CPA Canada Finance Capital Budgeting and Project Recommendations

Capital budgeting lessons for governance, project evaluation, tax considerations, feasibility, sensitivity, and recommendations.

Capital Budgeting turns project data into an investment recommendation. A strong answer explains whether the project fits the entity’s objective, whether the evaluation method is appropriate, what assumptions could change the result, and what governance or implementation condition should be attached to the recommendation.

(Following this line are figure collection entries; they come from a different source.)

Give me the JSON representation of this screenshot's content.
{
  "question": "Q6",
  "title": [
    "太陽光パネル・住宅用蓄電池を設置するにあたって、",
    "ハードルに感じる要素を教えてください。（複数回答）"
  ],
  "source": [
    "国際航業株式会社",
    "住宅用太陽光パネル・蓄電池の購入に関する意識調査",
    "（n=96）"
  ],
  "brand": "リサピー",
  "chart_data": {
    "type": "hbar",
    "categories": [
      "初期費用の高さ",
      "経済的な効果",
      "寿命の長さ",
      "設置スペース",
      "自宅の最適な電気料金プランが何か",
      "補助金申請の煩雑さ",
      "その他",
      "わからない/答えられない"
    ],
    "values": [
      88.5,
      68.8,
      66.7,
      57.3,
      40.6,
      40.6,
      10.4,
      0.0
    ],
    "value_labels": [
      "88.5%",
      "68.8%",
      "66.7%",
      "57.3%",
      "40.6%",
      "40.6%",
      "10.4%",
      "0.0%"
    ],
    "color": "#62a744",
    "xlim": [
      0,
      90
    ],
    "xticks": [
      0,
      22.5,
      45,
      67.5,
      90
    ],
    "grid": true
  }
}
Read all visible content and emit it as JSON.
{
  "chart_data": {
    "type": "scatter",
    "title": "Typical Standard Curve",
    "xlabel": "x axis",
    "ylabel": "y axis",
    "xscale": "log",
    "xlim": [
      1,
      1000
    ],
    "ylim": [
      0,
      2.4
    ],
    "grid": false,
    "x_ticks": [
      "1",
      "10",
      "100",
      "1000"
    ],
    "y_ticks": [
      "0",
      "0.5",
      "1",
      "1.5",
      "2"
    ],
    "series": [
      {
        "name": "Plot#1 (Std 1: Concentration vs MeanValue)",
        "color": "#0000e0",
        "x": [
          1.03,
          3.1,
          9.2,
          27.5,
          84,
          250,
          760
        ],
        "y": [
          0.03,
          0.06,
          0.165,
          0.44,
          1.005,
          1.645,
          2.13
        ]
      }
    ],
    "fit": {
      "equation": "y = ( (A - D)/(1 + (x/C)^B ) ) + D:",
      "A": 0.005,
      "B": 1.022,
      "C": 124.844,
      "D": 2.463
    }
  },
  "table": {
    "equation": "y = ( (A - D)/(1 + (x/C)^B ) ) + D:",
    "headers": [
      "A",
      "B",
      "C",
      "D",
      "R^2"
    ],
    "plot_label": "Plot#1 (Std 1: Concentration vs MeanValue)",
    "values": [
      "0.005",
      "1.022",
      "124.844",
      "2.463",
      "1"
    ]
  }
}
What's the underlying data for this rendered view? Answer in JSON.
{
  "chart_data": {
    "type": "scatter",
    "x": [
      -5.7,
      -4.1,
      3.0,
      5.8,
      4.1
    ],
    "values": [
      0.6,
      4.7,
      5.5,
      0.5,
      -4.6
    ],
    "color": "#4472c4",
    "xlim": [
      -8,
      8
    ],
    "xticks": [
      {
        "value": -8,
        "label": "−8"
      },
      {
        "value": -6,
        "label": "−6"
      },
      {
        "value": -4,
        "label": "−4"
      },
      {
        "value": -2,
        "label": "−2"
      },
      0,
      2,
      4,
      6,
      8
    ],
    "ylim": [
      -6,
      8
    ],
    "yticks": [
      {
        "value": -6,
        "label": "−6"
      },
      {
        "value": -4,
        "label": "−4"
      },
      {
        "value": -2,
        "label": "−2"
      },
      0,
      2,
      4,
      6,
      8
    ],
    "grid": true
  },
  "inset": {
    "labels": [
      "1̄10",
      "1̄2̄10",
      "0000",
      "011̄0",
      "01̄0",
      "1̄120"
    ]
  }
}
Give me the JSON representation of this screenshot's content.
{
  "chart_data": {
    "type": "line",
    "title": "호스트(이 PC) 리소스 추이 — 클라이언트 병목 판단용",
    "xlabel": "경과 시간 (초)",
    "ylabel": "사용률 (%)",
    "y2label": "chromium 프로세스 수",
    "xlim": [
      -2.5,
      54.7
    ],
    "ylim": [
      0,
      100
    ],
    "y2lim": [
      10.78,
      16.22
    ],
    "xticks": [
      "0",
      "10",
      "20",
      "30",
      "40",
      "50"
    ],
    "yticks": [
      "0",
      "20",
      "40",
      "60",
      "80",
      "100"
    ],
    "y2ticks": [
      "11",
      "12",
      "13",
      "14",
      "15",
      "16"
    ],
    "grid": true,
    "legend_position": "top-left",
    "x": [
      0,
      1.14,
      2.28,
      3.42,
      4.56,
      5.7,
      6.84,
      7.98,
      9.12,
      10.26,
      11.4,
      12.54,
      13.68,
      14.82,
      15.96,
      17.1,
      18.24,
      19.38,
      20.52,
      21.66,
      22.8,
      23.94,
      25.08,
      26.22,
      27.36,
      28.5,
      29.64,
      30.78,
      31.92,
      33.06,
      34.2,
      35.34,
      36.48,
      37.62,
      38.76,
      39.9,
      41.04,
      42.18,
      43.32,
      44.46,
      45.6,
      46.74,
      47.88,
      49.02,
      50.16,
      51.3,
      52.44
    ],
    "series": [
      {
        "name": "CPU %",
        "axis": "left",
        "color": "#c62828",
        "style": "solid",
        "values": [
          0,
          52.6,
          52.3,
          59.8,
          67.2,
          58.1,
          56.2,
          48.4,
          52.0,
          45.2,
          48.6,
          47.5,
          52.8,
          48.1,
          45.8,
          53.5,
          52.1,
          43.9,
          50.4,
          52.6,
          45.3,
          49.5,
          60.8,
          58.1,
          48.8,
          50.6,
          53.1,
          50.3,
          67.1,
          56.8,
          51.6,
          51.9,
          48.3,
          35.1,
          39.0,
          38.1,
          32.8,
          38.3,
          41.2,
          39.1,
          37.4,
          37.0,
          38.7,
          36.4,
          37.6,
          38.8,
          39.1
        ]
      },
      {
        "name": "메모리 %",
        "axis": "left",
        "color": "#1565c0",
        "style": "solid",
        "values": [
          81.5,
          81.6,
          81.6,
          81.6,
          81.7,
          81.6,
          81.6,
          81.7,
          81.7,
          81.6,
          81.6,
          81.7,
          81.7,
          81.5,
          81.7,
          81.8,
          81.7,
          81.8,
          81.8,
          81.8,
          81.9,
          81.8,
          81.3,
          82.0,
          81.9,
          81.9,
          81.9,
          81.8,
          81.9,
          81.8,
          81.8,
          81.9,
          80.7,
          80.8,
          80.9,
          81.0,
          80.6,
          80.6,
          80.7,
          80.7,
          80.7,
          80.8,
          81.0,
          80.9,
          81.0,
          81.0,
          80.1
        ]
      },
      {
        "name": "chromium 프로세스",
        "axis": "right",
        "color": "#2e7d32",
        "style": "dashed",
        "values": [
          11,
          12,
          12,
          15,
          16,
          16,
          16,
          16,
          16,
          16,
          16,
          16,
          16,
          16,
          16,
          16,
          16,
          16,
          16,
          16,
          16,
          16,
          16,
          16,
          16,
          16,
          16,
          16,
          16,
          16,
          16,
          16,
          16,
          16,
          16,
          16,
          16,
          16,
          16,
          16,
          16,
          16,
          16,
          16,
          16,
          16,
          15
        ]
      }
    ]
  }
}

Use this chapter to move from proposal screening to final recommendation. The calculation matters, but the conclusion should also address risk, tax effects, capacity, financing, strategic fit, and sensitivity.

    flowchart LR
	    A["Project proposal"] --> B["Governance screen"]
	    B --> C["NPV and tools"]
	    C --> D["Risk and tax"]
	    D --> E["Accept or reject"]

Chapter Sections

Section Main question Study focus
3.1 Budgeting Process Is the project being approved through a disciplined process? Link governance, screening criteria, capital rationing, approvals, and decision accountability.
3.2 Project Evaluation Which evaluation method supports the decision? Apply and critique tools such as NPV, IRR, payback, profitability index, benchmarks, and qualitative constraints.
3.3 Risk & Fit What could make the project unacceptable despite a favourable calculation? Assess tax effects, financing, operational feasibility, strategic fit, capacity, and downside risk.
3.4 Recommendation Should management accept, reject, delay, or revise the project? Interpret sensitivity, rank decisive factors, state conditions, and recommend the next action.

How To Study This Chapter

Read each section as a decision-support task. Identify the decision, select the method, perform or interpret the calculation when needed, test assumptions, and write the recommendation in business language. Finance rewards candidates who explain why the number matters.

Common Chapter Traps

Trap Better response
Producing a number without a recommendation. Interpret the result and state the action it supports.
Ignoring assumptions and sensitivity. Identify the assumption that would change the decision.
Treating qualitative factors as filler. Tie each factor to risk, value, liquidity, feasibility, or strategy.